Evie’s eyes narrow at me. “What did that entail?”
“I said things that were both funny and mean, which made them easy to remember, and easy to repeat, and it encouraged people to join in. The first day we met, I gave him a nickname that stuck with him through college.”
Her jaw twitches. “What was the nickname, Roly?”
The question has a bit of heat to it, like what I said here could change things between us. I’m scared to disappoint her.
“I’d rather not say.”
“Then it must’ve been really bad. Did it have to do with his weight?” she asks, conspicuously placing a hand on one of her generous hips. A few more tears fall, and I nod.
“What was the nickname, Roly?”
I feel my face get red, and I avoid her eyes. The word is broken and quiet on my tongue. “Heavy.”
“Clever.”
The silence after her one-word response is crushing.
After a moment, she asks, “So, these bears that you take down, I guess they don’t mean that much to you. Tell me, are you judging them while you let them fuck you?”
I shake my head. “I’d never judge a bear, at least not by that standard. And they do mean a lot to me, more than they could ever know. More thanyoucould ever know.”
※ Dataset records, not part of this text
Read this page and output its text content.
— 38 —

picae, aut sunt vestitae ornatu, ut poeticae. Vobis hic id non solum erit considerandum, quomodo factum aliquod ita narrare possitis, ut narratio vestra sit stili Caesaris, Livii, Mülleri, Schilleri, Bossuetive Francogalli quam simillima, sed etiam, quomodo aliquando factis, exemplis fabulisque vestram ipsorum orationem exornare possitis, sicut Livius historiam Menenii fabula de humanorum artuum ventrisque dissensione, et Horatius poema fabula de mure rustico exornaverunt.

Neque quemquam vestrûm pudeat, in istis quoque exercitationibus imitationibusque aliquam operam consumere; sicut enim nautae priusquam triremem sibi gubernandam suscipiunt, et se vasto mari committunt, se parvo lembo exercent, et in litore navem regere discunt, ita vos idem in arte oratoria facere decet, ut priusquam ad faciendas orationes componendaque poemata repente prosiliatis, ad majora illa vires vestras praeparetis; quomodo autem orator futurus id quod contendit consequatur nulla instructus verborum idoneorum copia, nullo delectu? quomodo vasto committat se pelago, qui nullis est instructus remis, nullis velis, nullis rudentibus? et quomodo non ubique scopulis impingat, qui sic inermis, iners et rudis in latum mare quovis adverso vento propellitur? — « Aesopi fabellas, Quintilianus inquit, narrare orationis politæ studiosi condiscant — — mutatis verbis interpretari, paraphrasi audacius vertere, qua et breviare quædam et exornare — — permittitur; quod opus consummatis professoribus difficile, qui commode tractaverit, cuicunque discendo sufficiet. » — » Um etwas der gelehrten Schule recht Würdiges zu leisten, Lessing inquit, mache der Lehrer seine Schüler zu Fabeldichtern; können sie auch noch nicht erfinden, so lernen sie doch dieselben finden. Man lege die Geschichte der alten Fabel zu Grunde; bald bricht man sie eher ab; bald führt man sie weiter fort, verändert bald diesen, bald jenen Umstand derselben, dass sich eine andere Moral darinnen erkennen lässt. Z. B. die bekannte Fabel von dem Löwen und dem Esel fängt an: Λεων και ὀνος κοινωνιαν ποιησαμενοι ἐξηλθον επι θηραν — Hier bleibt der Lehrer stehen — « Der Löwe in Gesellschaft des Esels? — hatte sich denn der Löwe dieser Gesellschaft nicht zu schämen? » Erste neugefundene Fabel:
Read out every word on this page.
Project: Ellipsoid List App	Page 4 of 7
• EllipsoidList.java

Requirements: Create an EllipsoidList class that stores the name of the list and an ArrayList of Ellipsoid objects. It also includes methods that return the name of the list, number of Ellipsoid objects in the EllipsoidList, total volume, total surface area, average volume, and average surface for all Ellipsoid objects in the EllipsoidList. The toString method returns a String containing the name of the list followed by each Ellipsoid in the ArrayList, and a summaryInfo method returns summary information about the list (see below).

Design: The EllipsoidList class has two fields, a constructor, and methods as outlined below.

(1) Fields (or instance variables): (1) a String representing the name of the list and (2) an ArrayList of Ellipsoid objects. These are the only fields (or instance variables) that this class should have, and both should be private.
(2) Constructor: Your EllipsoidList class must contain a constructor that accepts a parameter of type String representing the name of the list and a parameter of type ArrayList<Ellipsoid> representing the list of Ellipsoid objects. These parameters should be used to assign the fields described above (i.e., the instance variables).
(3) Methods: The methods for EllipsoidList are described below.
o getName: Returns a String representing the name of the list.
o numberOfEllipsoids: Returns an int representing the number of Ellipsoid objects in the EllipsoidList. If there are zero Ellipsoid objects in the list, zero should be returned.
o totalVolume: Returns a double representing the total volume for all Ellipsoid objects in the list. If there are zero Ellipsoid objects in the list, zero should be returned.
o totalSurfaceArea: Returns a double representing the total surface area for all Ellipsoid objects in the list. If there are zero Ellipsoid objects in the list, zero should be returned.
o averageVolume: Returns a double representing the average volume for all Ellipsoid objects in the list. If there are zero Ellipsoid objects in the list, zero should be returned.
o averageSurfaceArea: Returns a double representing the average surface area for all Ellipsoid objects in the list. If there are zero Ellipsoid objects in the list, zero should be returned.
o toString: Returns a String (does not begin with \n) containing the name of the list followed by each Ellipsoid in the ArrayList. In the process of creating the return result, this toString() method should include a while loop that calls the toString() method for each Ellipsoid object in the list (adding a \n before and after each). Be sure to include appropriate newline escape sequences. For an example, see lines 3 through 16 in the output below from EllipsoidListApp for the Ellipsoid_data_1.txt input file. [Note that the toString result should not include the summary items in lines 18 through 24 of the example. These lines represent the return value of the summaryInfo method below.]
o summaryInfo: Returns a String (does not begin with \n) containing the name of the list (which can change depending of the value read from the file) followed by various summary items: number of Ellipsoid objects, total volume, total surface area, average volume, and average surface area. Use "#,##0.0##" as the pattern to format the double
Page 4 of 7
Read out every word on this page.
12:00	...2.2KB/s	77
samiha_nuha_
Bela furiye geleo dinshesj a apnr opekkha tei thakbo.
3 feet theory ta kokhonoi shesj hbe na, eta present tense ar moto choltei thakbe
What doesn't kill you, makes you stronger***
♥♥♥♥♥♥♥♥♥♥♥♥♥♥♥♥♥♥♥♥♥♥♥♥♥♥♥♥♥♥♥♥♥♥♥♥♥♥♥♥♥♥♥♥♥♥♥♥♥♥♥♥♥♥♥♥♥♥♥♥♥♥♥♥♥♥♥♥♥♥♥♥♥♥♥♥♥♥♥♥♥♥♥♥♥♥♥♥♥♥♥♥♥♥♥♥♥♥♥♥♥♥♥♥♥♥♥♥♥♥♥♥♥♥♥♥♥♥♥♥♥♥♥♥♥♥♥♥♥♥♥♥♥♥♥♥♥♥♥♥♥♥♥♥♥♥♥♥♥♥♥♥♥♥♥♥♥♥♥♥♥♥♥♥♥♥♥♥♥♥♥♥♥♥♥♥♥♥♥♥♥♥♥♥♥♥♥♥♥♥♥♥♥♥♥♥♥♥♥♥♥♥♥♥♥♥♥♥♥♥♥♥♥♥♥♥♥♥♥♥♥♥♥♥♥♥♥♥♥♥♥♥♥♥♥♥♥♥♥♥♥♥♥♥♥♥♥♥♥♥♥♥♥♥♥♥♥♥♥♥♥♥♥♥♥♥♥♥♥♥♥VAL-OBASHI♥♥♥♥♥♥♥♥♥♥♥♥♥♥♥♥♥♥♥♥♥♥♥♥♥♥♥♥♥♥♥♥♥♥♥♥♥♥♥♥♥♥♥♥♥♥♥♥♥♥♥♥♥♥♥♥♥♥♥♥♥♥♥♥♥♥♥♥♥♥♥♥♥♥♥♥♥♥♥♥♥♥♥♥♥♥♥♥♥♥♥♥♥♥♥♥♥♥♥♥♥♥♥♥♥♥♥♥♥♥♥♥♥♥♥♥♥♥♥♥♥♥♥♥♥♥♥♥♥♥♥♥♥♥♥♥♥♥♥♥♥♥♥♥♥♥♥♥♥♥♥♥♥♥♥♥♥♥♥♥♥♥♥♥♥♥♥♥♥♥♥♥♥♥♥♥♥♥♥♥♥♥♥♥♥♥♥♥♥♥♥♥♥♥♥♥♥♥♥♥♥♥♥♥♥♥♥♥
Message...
I think of a dark room in Iraq and tuck that memory away.
“Try me.”
I can’t even look at her when I give the explanation. “I’m not using hyperbole when I say more than you could ever know. Some of it has to do with my days in the service, and with the incident where Nick lost his leg.”
Evie nods, her posture stiff. “Is this some kind of penance, then?”
“Oh, god no. I swear… just,no. It’s the only time I feel safe, when I’m with them.”
Evie’s posture changes at that. “There are a lot of big, beautiful men out there who think that you’re pretty spectacular. Why not settle down with one of them? Why not feel safe on a more permanent basis?”